Topic Extraction is MeaningCloud's solution for extracting elements of relevant information from unstructured text:

  • Named entities: people, organizations, places, etc.
  • Concepts: significant keywords
  • Time and money expressions
  • Quantity expressions
  • Quotes
  • Relations

This detection process is carried out by combining a number of complex natural language processing techniques that allow us to obtain morphological, syntactic, and semantic analyses of a text and use them to identify different types of significant elements. The current supported languages are Spanish, English, French, Italian, Portuguese, Catalan and with partial coverage Danish, Swedish, Norwegian, Finnish, Chinese, Russian and Arabic.

Differentiators:

  • Because the API is highly configurable you can adjust its behavior to very diverse operating scenarios, not only to obtain exactly the type of information relevant to the user, but also to cover different source formats, languages and even language registers.
  • Recognizes names of people, organizations, and a hierarchy of 200 entity types.
  • Extracts multiword concepts (e.g. "financial crisis").
  • Disambiguates and detects co-occurrences in several languages.
  • Users can create their own dictionaries.

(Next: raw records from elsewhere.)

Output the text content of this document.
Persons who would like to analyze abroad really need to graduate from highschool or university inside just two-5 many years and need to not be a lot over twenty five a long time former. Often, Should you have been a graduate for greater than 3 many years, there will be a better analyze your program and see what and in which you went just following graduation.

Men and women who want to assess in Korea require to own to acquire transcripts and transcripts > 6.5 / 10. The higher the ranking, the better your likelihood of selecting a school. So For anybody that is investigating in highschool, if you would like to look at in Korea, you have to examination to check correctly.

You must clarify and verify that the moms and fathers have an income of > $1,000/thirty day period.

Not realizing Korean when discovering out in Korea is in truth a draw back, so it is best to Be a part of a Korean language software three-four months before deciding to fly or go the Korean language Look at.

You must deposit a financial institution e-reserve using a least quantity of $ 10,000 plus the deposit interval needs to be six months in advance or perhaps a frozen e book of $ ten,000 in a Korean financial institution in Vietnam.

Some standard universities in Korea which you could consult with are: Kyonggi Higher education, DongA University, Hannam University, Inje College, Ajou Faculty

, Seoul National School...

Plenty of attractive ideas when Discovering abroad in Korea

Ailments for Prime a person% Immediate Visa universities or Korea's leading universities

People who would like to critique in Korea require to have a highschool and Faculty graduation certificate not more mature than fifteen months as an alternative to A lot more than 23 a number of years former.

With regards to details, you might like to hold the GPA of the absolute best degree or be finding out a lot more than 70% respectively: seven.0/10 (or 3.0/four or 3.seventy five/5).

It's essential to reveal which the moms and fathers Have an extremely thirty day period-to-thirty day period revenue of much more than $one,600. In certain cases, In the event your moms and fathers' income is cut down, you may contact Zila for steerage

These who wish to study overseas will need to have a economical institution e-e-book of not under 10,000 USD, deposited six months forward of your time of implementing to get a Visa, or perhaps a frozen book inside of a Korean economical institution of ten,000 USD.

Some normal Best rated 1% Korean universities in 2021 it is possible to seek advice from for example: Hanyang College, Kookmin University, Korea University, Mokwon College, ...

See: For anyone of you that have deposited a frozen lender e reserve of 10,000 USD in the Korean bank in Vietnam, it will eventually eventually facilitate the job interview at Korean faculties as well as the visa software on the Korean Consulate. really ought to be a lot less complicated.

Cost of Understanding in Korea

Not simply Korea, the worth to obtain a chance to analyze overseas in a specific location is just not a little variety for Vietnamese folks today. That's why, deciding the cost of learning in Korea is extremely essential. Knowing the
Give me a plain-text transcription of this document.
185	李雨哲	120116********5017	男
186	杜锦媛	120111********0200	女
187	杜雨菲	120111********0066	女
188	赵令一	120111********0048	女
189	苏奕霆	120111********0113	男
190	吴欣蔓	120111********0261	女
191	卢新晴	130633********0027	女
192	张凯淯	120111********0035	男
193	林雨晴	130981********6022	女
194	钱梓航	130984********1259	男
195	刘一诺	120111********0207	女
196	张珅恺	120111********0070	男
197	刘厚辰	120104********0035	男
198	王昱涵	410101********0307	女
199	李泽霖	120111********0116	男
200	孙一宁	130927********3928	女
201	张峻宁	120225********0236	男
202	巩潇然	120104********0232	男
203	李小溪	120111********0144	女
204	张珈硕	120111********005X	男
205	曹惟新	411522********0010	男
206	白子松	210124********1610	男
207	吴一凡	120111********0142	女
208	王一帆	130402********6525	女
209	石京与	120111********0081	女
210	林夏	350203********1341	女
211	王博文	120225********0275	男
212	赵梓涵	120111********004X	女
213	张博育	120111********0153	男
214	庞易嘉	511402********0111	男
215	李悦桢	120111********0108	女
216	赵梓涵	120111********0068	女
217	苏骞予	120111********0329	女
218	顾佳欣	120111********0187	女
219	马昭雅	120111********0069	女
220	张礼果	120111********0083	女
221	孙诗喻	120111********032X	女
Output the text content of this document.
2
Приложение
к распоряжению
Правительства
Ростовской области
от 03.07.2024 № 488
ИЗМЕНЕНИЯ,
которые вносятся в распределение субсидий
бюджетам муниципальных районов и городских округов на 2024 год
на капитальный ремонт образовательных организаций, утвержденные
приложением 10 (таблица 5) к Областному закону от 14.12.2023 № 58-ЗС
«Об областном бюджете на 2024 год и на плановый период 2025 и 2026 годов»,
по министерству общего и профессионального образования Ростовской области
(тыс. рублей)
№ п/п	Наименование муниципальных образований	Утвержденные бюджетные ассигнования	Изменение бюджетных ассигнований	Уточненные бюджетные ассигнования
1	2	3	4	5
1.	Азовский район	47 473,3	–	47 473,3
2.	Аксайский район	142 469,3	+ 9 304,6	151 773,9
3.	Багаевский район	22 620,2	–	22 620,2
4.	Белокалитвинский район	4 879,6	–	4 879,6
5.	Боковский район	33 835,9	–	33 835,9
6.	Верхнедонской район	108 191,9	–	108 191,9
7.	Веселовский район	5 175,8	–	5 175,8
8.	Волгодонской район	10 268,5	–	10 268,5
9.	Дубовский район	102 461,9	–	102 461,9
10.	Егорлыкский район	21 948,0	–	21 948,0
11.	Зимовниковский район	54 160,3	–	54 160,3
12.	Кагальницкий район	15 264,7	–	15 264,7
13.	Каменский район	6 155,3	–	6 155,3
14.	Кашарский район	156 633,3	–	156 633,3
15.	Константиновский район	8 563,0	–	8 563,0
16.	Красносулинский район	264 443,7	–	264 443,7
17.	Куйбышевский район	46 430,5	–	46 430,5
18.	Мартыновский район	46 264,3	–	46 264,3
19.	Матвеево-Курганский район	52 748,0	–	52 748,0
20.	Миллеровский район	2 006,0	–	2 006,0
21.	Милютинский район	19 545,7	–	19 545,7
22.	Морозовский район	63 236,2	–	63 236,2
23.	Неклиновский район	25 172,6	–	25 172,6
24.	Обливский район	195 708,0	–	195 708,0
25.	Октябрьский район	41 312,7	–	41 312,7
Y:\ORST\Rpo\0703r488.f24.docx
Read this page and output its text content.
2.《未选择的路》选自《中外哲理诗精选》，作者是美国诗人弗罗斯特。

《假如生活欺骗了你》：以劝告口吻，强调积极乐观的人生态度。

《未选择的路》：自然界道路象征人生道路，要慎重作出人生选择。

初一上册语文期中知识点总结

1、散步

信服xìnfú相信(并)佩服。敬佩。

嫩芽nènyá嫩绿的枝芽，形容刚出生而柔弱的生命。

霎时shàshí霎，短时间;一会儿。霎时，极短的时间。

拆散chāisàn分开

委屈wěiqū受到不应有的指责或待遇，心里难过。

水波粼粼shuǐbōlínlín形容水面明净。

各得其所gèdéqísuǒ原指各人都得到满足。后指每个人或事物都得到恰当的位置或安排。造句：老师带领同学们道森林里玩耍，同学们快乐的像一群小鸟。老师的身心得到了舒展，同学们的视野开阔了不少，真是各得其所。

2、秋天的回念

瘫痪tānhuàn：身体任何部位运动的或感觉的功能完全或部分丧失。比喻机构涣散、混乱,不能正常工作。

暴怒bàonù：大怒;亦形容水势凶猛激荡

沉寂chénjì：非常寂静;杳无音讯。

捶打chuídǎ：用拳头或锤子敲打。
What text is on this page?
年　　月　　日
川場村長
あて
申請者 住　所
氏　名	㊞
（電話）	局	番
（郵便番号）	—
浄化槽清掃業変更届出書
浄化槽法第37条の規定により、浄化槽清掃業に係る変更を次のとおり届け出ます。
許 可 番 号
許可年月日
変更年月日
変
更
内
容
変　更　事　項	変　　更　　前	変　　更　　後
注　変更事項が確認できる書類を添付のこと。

You can also use your own resources in the extraction process by creating a dictionary through our customization engine.

Documentation

Everything and anything you need to take advantage of this API's full potential.

Test Console

Choose an input and a configuration, and immediately check the results!

Developer Tools

Do you want to integrate this API into your environment? Check our Developer Tools!

Changelog

Version Date Status
2.0 22/September/2020

2.0.35 (22/September/2020)

  • Resources have been updated.

2.0.34 (10/September/2020)

  • Minor bugs have been fixed and resources have been updated.

2.0.33 (05/May/2020)

  • Terminology associated to the COVID-19 crisis has been added.
  • Minor bugs have been fixed and resources have been updated.

2.0.32 (12/February/2020)

  • The concept extraction algorithm has been modified to avoid false positives.
  • Minor bugs have been fixed and resources have been updated.

2.0.31 (06/February/2020)

  • Coverage for full names detected through heuristic rules has been improved in Arabic, Chinese and Russian.

2.0.30 (14/January/2020)

  • The ontology value CASHTAG (Top>ID>Cashtag) has been renamed for the more generic name TICKER, and ticker detection has been improved.

2.0.29 (18/December/2019)

  • Partial support has been added for Arabic.

2.0.28 (04/December/2019)

  • Partial support has been added for Russian.

2.0.27 (20/November/2019)

  • Partial support has been added for Chinese.

2.0.26 (24/October/2019)

  • Minor bugs have been fixed and resources have been updated.

2.0.25 (04/September/2019)

  • Minor bugs have been fixed and resources have been updated.

2.0.24 (03/April/2019)

  • Resources have been updated.

2.0.23 (13/March/2019)

  • Minor bugs have been fixed, and resources have been updated.

2.0.22 (22/January/2019)

  • Improvements added to entity detection for companies and initialisms.
  • Minor bugs have been fixed, and resources have been updated.

2.0.21 (12/December/2018)

  • Bug fix for recursive search of money expressions.
  • Improvements added to variants detection of entities.
  • Minor bugs have been fixed, and resources have been updated.

2.0.20 (06/November/2018)

  • Improvements added to money expressions detection and to overall performance when processing HTML content.
  • Minor bugs have been fixed, and resources have been updated.

2.0.19 (22/August/2018)

  • Improvements have been added to money expressions detection as well as for company detection heuristics.
  • Minor bugs have been fixed, and resources have been updated.

2.0.18 (19/July/2018)

2.0.17 (28/June/2018)

  • Minor bugs have been fixed, and resources have been updated.

2.0.16 (31/May/2018)

  • Time and quantity expressions have been refactored to follow a more coherent criteria.
  • Addresses detection has been improved, including zip code detection.
  • Minor bugs have been fixed for heuristic detection.
  • Resources have been updated.

2.0.15 (12/April/2018)

  • Resources have been updated.

2.0.14 (03/April/2018)

  • Minor bugs related to the heuristic detection of entities have been fixed.

2.0.13 (18/January/2018)

  • Minor bugs have been fixed, and resources have been updated.
  • Relevance calculations have been improved for concept and entity detection.

2.0.12 (13/November/2017)

  • Minor bugs have been fixed, and resources have been updated.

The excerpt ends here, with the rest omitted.